El 18 de diciembre, luego de muchas presiones y confusiones respecto al sexo de la niña, la madre decidió perforarle las orejas. El paquete completo, perforación más aretes “hipoalergénicos”, costaba 200 pesos. “No hay problemas”, dijo la madre. Pero se equivocó. Al primer pinchazo con la pistola perforadora, ella sufrió tal vez igual que la hija, sintió que era el himen que le rompían. De hecho, la pistola es una figura fálica para la psicología. Y el segundo pinchazo fue peor pues la pequeña apenas comenzaba a olvidar el primero.

Dos prolongadas lágrimas alcanzaron la barbilla de la pequeña, provocando en la madre sentimientos e interrogantes sobre la llamada feminidad. ¿Por qué la feminidad generalmente se alcanza con esfuerzo y dolor? ¿Por qué para ser mujer hay que usar aretes? ¿Qué pasa con los hombres que sin ser homosexuales usan aretes? ¿No son también los aretes símbolo de pandillismo y modernidad? Y, por último, ¿No tendrían las personas el comercio que pagarle a ella para perforar a la bebé hasta arrancarle esas dos estremecedoras lágrimas, porque ¿Quién paga para llorar?

Luego de perforadas las orejas y colocados los aretes, la madre creyó que el asunto sobre la sexualidad de la niña estaba resuelto. Sin embargo, en varias ocasiones salió a la calle con ella vistiendo camisetas o mediecitas azules y le decían: “Qué lindo niño”. “Es una niña”, respondía la madre entre dientes. El azul supuestamente es el color de la masculinidad, de los hombres. Claro que ya lo sabía, pero no está obligada a aceptar esa convención social y a traspasarla a su hija.

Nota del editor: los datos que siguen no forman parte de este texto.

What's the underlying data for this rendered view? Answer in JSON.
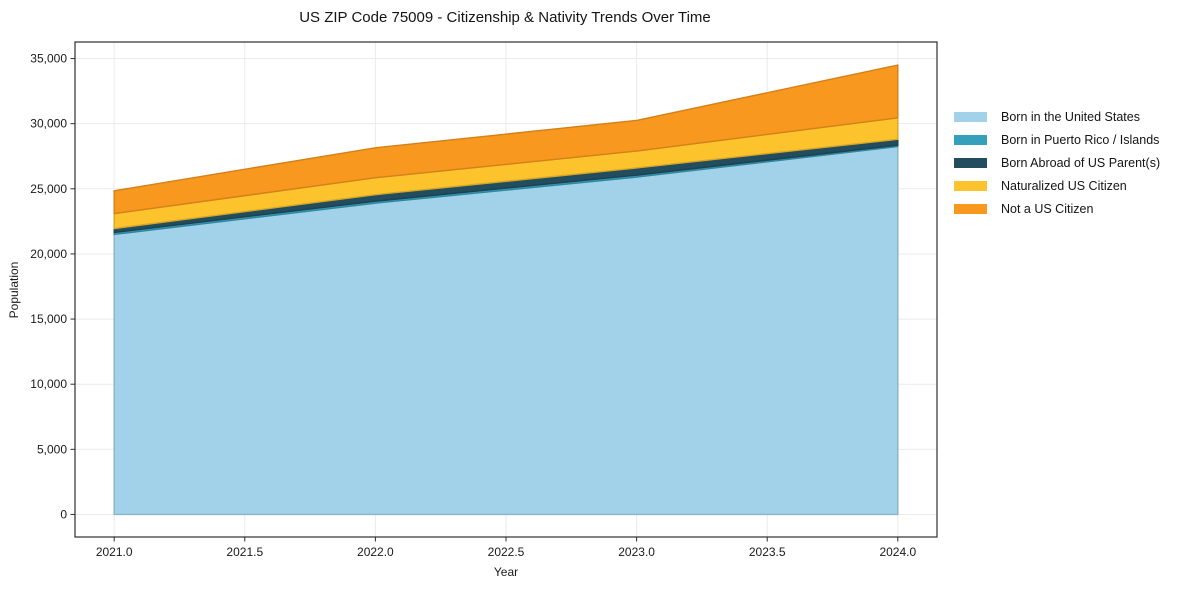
{
  "chart": {
    "title": "US ZIP Code 75009 - Citizenship & Nativity Trends Over Time",
    "xlabel": "Year",
    "ylabel": "Population"
  },
  "chart_data": {
    "type": "area",
    "stacked": true,
    "title": "US ZIP Code 75009 - Citizenship & Nativity Trends Over Time",
    "xlabel": "Year",
    "ylabel": "Population",
    "x": [
      2021,
      2022,
      2023,
      2024
    ],
    "series": [
      {
        "name": "Born in the United States",
        "color": "#a2d2e9",
        "values": [
          21500,
          23900,
          25900,
          28250
        ]
      },
      {
        "name": "Born in Puerto Rico / Islands",
        "color": "#35a0bc",
        "values": [
          150,
          150,
          150,
          100
        ]
      },
      {
        "name": "Born Abroad of US Parent(s)",
        "color": "#224d5e",
        "values": [
          300,
          500,
          550,
          450
        ]
      },
      {
        "name": "Naturalized US Citizen",
        "color": "#fcc32d",
        "values": [
          1150,
          1300,
          1300,
          1650
        ]
      },
      {
        "name": "Not a US Citizen",
        "color": "#f8981e",
        "values": [
          1750,
          2300,
          2350,
          4050
        ]
      }
    ],
    "stacked_totals": [
      24850,
      28150,
      30250,
      34500
    ],
    "xlim": [
      2020.85,
      2024.15
    ],
    "ylim": [
      -1730,
      36270
    ],
    "xticks": [
      2021.0,
      2021.5,
      2022.0,
      2022.5,
      2023.0,
      2023.5,
      2024.0
    ],
    "xtick_labels": [
      "2021.0",
      "2021.5",
      "2022.0",
      "2022.5",
      "2023.0",
      "2023.5",
      "2024.0"
    ],
    "yticks": [
      0,
      5000,
      10000,
      15000,
      20000,
      25000,
      30000,
      35000
    ],
    "ytick_labels": [
      "0",
      "5,000",
      "10,000",
      "15,000",
      "20,000",
      "25,000",
      "30,000",
      "35,000"
    ],
    "grid": true,
    "grid_color": "#ebebeb",
    "spine_color": "#2e2e2e",
    "legend_position": "right"
  }
}
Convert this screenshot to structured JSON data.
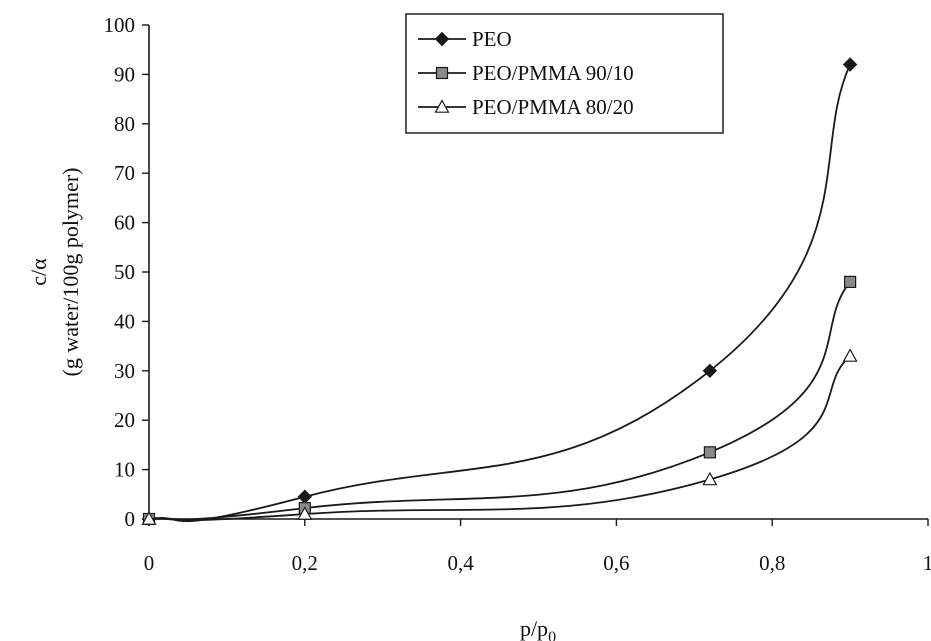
{
  "chart_data": {
    "type": "line",
    "title": "",
    "xlabel": "p/p",
    "xlabel_sub": "0",
    "ylabel_line1": "c/α",
    "ylabel_line2": "(g water/100g polymer)",
    "xlim": [
      0,
      1
    ],
    "ylim": [
      0,
      100
    ],
    "x_ticks": [
      0,
      0.2,
      0.4,
      0.6,
      0.8,
      1
    ],
    "x_tick_labels": [
      "0",
      "0,2",
      "0,4",
      "0,6",
      "0,8",
      "1"
    ],
    "y_ticks": [
      0,
      10,
      20,
      30,
      40,
      50,
      60,
      70,
      80,
      90,
      100
    ],
    "y_tick_labels": [
      "0",
      "10",
      "20",
      "30",
      "40",
      "50",
      "60",
      "70",
      "80",
      "90",
      "100"
    ],
    "grid": false,
    "legend_position": "top-center",
    "series": [
      {
        "name": "PEO",
        "marker": "diamond",
        "x": [
          0,
          0.2,
          0.72,
          0.9
        ],
        "y": [
          0,
          4.5,
          30,
          92
        ]
      },
      {
        "name": "PEO/PMMA 90/10",
        "marker": "square",
        "x": [
          0,
          0.2,
          0.72,
          0.9
        ],
        "y": [
          0,
          2.2,
          13.5,
          48
        ]
      },
      {
        "name": "PEO/PMMA 80/20",
        "marker": "triangle",
        "x": [
          0,
          0.2,
          0.72,
          0.9
        ],
        "y": [
          0,
          1.0,
          8.0,
          33
        ]
      }
    ],
    "colors": {
      "line": "#1a1a1a",
      "marker_fill_diamond": "#1a1a1a",
      "marker_fill_square": "#8a8a8a",
      "marker_fill_triangle": "#ffffff"
    }
  }
}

Al final, la joven madre llegó a la siguiente conclusión: la mujer es obligada a usar muchos artificios para demostrar a la sociedad que es una mujer (aretes, cabello largo, maquillaje, faldas, zapatos de tacones, uñas largas…); la empujan a darle valor agregado a su sexo, mientras que el hombre no necesita más que saberse o declararse hombre para que la sociedad lo acepte como tal, pues quién quita que una persona de aspecto varonil y vestida con pantalón y camisa de color rosado o limoncillo, que diga ser un hombre, tenga en la entrepierna un hermoso clítoris. ¿Quién le pone el cascabel al gato? Ja, ja, ja.